Ron Winkler | Ocelot, Berlin
Photo : Alain Barbero | Texte : Ron Winkler | Traduction : Sylvie Barbero-Vibet
Erratum
Il faut que je le redise : seul le roman comble, si un poème ne le peut. C’est pour cela que j’ai tant de virgules, ces gouttes de pluie de la grammaire. Un tram s’avance pour l’armée. As-tu besoin d’une confirmation ? Un sac ou un geste qui survit à la survie ? Rempli de phrases qu’il faut chauffer à un peu moins de cent degrés dans le carburateur. Toutes celles qui y entrent font tourner les pages et cherchent leur nom. J’avais aussi un vélo-dynamite comme celui garé devant le magasin, l’épicerie, le café. La fenêtre entre lui et moi ternit les gens toute la journée, tandis que je papillonne dans mon carnet (sur la face de ma vie opposée à la déclaration de revenus). Il faut que ce soit dit. Le monde (la vie) est la couverture de ce lieu (la vie). Et le café moulu est fait de chacune des secondes, où j’étais ici, où je suis devenu ce que je suis. Je figure dans l’ours : en tant que matière, taille de référence pour le vase sur la table mis en valeur par des fleurs. Les faits, qui n’existent pas, je les remplis. A l’instar de champs lexicaux, qui me caractérisent. Avec des lividités cadavériques, je suppose. Peut-être aussi des astres aux extraits de caféine dans le champ de force du vase d’Achille. Des foyers, qui ne forment aucun texte, à aucune vitesse ocelotienne. Une chaleur paît dans la ville, forte d’au moins dix mille pages. Du foin avec plein de lettres : le parc de Weinberg. Une minute ici est composée de vingt arbres, que je ne vais pas redire une nouvelle fois. Des arbres qui semblent être beaucoup plus en stock que moi, plus extérieurs que moi, plus boisés que moi. Mais je suis doué pour défictionnaliser, moi-même. Et il m’en reste tout de même sur les lèvres, de ces nuées d’abeilles que forment tous ces livres. Des ganglions. Des moments inédits emballés dans des mots. Qui sont précurseurs, sortent du cadre, ont des intuitions. Engranger parfois un peu de saletés dans le cœur des papiers fins. Déduis-le des impôts. Efface-le entre les virgules. Souhaite-le à tes pires moments de leucosélophobie.
Interview de l’auteur
Que signifie la littérature pour toi ?
Ron Winkler : Oh.
Que représentent les cafés pour toi ?
RW : Ils sont une bouée de sauvetage face à mon propre appartement. Au café, je m’impose quelque chose d’étranger, d’autres énergies, d’autres voix. Et des contraintes du simple fait de la présence des autres. Je peux rencontrer ou pas. Je peux me mettre en mode poésie ou m’en distancier en revenant dans le monde réel. Les reboots sont essentiels.
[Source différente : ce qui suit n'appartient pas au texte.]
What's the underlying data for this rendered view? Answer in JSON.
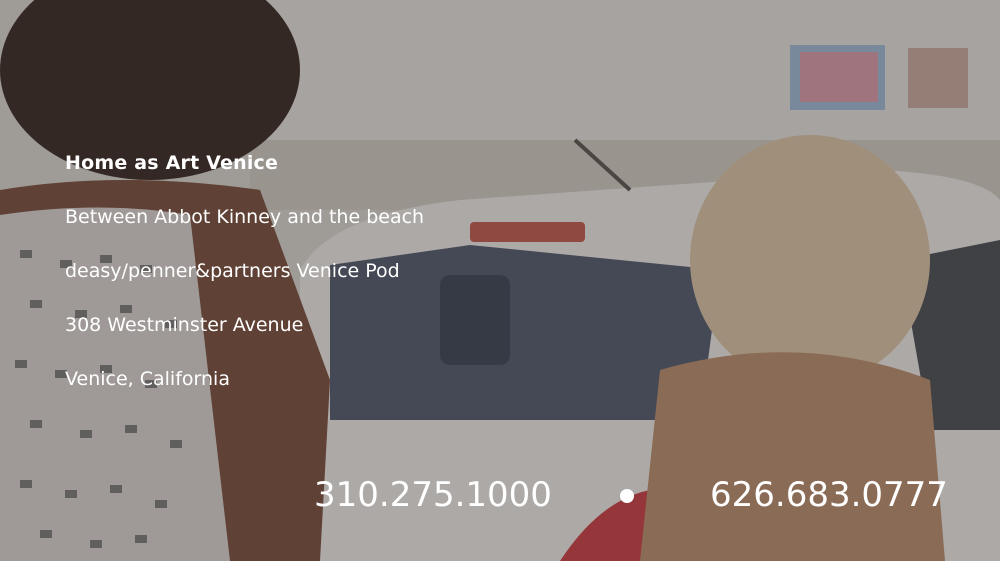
{
  "venue": {
    "title": "Home as Art Venice",
    "lines": [
      "Between Abbot Kinney and the beach",
      "deasy/penner&partners Venice Pod",
      "308 Westminster Avenue",
      "Venice, California"
    ]
  },
  "contact": {
    "phone_1": "310.275.1000",
    "phone_2": "626.683.0777"
  },
  "colors": {
    "text": "#ffffff",
    "overlay": "#28242852"
  }
}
Pourquoi as-tu choisi le café Ocelot ?
RW : À cause de sa proximité et de son expertise, de son charme et de son atmosphère. Parce que c’est le berceau et le siège du vrai, du beau et du brillant. Parce que la lumière est bonne, que l’équilibre entre le calme du lieu et les nuisances extérieures est donné. En raison de la famille chaleureuse : Maria, Ludwig, Jane, Eva, Magda, Lia, Alex, Hannah, Julia et Cecilia.
Que fais-tu quand tu n’es pas au café ?
RW : Enfant, échecs, faire les courses, livres. Dénicher idées et perturbations. Réfléchir aux raisons de retourner au café.
BIO
Ron Winkler est né en 1973 à Jena. Il écrit et traduit principalement des poèmes. Il a publié de nombreuses anthologies lyriques. Ses poèmes ont été traduits dans plus de 25 langues. Au Mexique, en Ukraine et en Slovaquie ont été publiés des recueils de ses poèmes.